From the outside, it appears that Joe Girardi is on the hot seat. His Phillies teams are a combined 121-127 since his tenure as manager began in 2020. He was lauded as a culture changer prior to his arrival, but many of the team’s issues that predate his hiring still persist. So far, the Girardi-led Phillies teams have been nothing special. How much of that is his fault is up for debate.
Firing the manager is seen by many as a potential fix for the 11-15 Phillies. A manager’s salary does not count toward the luxury tax and the Phillies decided not to pick up his 2023 club option prior to the beginning of the season. However, it appears that the Phillies are not considering a managerial change just yet.
Scott Lauber of the Philadelphia Inquirer reported that the thought of dismissing Girardi “hasn’t come up in the halls of 1 Citizens Bank Way, according to multiple high-ranking sources.” Lauber went on to add that the situation is more likely to be addressed at the end of the season as opposed to in-season.
Phillies president of baseball operations Dave Dombrowski pinned the Phillies’ slow start on the inconsistent offense.
“It’s not Joe’s fault that we’ve been shut out or scored one run seven times,” Dombrowski told Lauber. “We’re a club that, he’s been in charge as far as handling situations. We’re prepared to play. We go out there on a day-in, day-out basis. We battle. I know Joe’s disappointed with our record.

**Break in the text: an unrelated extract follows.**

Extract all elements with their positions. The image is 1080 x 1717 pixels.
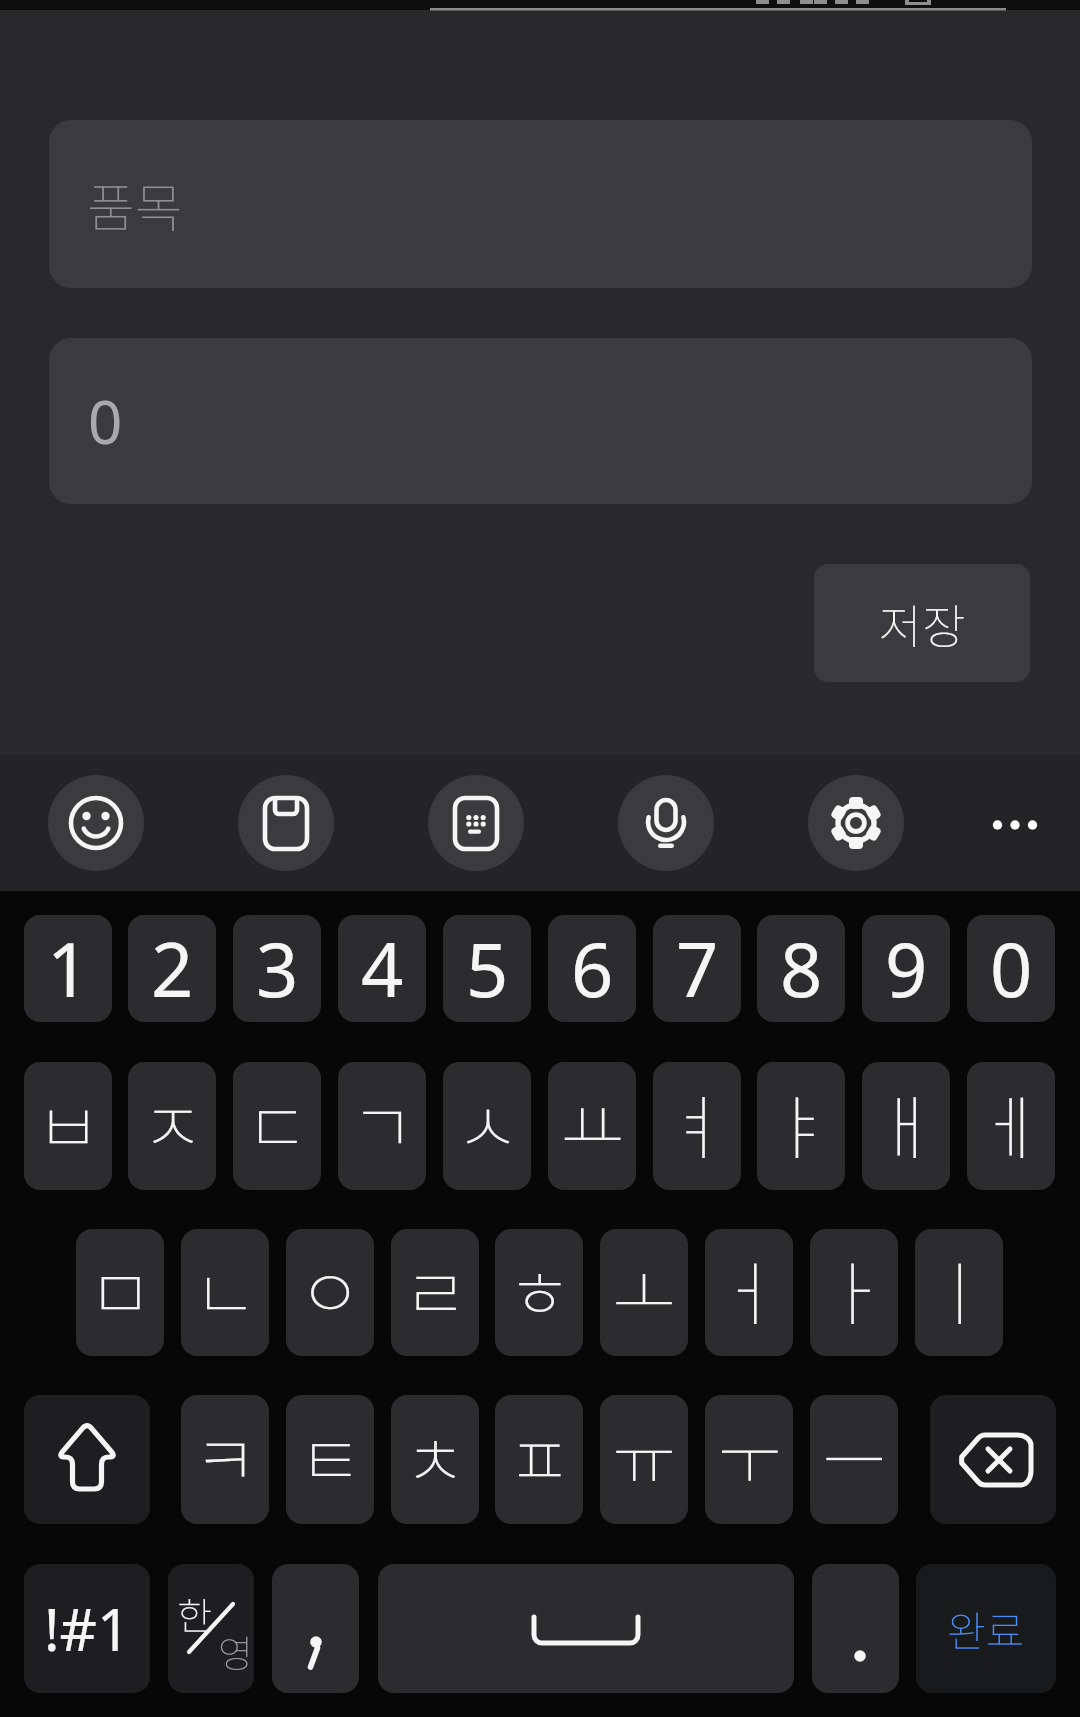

We’re all disappointed.”
In his first season as Detroit Tigers president, Dombrowski fired both general manager Randy Smith and manager Phil Garner after an 0-6 start in 2002. The rebuilding Tigers went on to lose 106 games that season.
2002 marks the only time in his career Dombrowski has fired a manager during the season. Nowadays, in-season manager firings have become exceedingly rare. Then St. Louis Cardinals manager Mike Matheny was the last manager who was truly fired in the middle of a season back in July 2018. Every dismissal since then has occurred either in the final days of the season or immediately after.
It should be noted that the power dynamic that led to Gabe Kapler’s dismissal after two seasons no longer exists. Lauber reiterated in his report that Dombrowski has full autonomy to make baseball-related decisions. Managing partner John Middleton overruled both Matt Klentak and Andy MacPhail while making the call to either keep or retain Kapler in 2019.
A strong showing in May could slow down the hot-seat discussion regarding Girardi, but if the Phillies continue to lose series and fall back even further in the NL East, the job security of the manager will remain a story.